David Schwartz, chief technology officer at enterprise blockchain company Ripple, has clarified that Ripple should not be expected to act in someone's interests to the detriment of its own interests or the interests of its shareholders.
Schwartz drew parallels between XRP tokens and art pieces in his follow-up post.
"If I hold a work from early in an artist's career, I might hope or expect the artist makes and promotes new works that might drive demand and create markets for the early work and make me money," he said.
This comes after Pierre Rochard of Riot Platform argued that the XRP token was not actually a security due to the fact that Ripple did not own the holders of the token any utility.

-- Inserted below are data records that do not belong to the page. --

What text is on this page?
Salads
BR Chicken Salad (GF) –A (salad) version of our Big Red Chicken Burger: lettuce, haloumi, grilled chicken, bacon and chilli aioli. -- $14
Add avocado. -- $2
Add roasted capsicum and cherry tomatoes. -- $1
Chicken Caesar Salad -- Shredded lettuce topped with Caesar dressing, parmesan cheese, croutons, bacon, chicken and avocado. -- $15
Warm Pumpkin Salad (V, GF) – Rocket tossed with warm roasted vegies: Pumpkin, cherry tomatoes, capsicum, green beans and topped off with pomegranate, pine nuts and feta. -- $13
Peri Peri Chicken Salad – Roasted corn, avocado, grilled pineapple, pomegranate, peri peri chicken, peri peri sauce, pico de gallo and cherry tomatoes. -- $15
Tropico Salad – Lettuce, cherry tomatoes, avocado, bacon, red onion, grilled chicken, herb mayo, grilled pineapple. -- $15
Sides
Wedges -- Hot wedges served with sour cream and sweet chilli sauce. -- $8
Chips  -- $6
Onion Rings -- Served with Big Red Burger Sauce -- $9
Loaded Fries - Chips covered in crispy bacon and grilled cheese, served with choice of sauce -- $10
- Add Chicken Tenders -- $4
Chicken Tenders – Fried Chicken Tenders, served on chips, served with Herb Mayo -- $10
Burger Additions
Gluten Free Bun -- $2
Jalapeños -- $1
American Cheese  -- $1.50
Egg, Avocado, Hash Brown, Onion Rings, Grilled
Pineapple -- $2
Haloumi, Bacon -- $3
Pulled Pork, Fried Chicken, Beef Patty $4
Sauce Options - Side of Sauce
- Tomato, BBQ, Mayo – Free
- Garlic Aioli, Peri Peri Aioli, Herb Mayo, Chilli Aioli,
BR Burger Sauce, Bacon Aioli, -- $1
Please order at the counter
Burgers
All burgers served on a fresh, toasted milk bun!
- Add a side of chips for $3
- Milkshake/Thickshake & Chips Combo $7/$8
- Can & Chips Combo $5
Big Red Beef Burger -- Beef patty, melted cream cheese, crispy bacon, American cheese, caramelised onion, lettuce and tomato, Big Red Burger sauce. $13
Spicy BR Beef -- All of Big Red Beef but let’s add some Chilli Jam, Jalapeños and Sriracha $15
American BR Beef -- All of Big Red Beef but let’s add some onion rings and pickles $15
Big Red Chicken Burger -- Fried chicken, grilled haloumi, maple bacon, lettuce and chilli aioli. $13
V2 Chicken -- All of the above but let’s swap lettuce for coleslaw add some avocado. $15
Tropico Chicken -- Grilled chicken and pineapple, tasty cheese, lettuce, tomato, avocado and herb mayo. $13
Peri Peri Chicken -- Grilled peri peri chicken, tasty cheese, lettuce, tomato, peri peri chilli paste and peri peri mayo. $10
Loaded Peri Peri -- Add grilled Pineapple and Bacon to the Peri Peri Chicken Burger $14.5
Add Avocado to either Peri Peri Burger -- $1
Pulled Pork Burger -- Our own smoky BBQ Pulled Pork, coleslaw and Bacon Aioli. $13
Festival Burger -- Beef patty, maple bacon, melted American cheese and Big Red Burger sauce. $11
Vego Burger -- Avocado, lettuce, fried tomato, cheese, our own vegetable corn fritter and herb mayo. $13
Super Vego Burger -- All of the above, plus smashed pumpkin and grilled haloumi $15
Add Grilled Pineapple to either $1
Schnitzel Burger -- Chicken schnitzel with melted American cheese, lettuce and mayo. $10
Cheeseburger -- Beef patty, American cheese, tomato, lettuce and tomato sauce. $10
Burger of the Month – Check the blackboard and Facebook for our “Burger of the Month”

"XRP has no enterprise, no reasonable expectation of profits (or anything else), and the only efforts are paying off K Street lobbying firms," Bitcoin advocate Julian Fahrer said.
Ripple has more XRP than it could "possibly monetize"
Schwartz has also noted that the company will inevitably remain active in the space "for quite a bit longer" due to its vast XRP holders.
"We have more XRP than we could possibly monetize in a short period of time, so there's no way to avoid us being here for quite a bit longer," Schwartz said.
As reported by U.Today, Ripple CEO Brad Garlinghouse confirmed that the company owned more than $100 billion worth of XRP tokens as of early January.